Wipperfürth/Lindlar – Seit 25 Jahren hilft Thomas Kröger Menschen in Oberberg, die in Not geraten sind. Doch einen solchen Anstieg bei den Energie- und Lebenshaltungskosten hat der Sozialarbeiter noch nie erlebt: „Die Leute müssen nun mehr denn je schauen, wie sie mit dem Geld hinkommen“, sagt Kröger, der für die Arbeiterwohlfahrt (Awo) Oberberg arbeitet.

Die Kosten für Gas, Strom und Benzin steigen. Die hohen Energiepreise führen dazu, dass sich Menschen häufiger Hilfe suchen müssen, weil es finanziell eng wird. Einen direkten Anstieg an Klienten in der Beratung kann die Caritas Oberberg aktuell zwar nicht verzeichnen.

Aber: Das Thema Geld und Energiekosten wird in praktisch allen Beratungsangeboten dringender. So zum Beispiel in der Beratung junger Familien bei der Caritas.

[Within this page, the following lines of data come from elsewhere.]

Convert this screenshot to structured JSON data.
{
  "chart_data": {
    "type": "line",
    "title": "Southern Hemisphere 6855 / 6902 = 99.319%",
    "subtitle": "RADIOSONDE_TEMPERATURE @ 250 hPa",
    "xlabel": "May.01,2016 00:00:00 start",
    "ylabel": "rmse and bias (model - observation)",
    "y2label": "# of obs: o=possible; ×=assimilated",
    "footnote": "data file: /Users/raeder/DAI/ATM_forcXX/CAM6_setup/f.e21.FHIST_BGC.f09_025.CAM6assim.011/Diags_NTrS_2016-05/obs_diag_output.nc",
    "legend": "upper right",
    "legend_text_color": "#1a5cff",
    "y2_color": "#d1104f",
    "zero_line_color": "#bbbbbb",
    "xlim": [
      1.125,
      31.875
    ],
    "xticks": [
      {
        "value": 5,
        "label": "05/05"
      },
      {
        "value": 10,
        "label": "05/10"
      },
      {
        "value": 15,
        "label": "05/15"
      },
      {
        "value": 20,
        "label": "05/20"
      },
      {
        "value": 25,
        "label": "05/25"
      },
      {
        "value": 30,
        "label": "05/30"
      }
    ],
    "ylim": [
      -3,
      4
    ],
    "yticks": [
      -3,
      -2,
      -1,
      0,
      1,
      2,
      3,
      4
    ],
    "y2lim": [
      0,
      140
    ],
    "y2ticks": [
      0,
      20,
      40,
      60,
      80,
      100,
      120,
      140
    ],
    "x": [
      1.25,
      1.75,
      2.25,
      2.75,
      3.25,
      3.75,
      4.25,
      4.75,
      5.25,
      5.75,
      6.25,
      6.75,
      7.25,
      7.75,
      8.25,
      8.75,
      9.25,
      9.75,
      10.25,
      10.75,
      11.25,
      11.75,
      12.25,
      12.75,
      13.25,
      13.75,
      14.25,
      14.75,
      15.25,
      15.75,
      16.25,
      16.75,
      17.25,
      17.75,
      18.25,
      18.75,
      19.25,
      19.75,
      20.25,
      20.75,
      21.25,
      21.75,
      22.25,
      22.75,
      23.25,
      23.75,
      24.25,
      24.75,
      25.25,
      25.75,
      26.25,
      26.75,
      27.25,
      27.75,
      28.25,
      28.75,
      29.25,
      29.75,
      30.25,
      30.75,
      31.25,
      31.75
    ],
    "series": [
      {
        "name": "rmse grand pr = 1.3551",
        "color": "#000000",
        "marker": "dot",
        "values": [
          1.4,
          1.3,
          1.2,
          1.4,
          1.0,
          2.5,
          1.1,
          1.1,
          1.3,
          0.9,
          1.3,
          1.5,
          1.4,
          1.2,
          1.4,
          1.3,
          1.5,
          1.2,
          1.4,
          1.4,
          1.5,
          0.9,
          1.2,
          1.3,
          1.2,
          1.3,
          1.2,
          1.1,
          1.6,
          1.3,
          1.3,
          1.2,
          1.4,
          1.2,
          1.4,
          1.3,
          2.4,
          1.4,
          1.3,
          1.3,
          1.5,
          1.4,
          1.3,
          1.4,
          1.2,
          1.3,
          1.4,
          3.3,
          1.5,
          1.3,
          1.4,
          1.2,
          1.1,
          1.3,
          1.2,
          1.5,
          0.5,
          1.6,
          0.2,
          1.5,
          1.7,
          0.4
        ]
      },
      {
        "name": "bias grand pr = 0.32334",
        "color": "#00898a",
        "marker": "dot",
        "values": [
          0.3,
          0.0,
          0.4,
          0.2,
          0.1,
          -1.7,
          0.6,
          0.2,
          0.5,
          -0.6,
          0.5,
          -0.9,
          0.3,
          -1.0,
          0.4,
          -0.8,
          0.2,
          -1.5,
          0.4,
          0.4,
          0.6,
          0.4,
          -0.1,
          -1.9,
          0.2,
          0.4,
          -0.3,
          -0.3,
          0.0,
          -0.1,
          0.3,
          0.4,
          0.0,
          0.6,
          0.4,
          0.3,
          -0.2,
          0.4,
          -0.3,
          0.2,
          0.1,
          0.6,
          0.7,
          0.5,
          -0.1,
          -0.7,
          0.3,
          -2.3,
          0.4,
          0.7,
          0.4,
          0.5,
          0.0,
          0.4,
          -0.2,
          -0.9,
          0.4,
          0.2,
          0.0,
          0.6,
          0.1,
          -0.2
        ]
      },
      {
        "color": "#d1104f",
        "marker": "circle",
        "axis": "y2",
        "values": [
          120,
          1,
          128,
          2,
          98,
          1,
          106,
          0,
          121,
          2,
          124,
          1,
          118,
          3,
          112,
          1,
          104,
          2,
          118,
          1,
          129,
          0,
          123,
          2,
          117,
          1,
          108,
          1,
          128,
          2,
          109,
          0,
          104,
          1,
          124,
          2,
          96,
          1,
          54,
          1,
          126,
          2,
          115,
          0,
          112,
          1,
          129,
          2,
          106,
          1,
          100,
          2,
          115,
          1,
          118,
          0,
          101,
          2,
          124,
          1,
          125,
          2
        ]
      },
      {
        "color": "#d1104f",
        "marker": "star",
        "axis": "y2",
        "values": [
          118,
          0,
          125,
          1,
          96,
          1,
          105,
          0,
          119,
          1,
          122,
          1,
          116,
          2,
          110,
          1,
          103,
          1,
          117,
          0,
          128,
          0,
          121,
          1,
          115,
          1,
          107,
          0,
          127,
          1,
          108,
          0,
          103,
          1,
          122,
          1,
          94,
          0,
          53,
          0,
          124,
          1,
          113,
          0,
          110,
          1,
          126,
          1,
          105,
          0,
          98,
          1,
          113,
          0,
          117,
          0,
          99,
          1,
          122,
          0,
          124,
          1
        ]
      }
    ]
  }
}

Immer mehr Menschen von Energiearmut betroffen

Energiearmut nennt das Institut der Deutschen Wirtschaft in Köln diese Entwicklung, wenn mehr als zehn Prozent des Nettoeinkommens für Energie ausgegeben werden müssen. Dass diese Entwicklung auch in der Region zu Problemen führt, können auch die Berater der Caritas und der Awo bestätigen.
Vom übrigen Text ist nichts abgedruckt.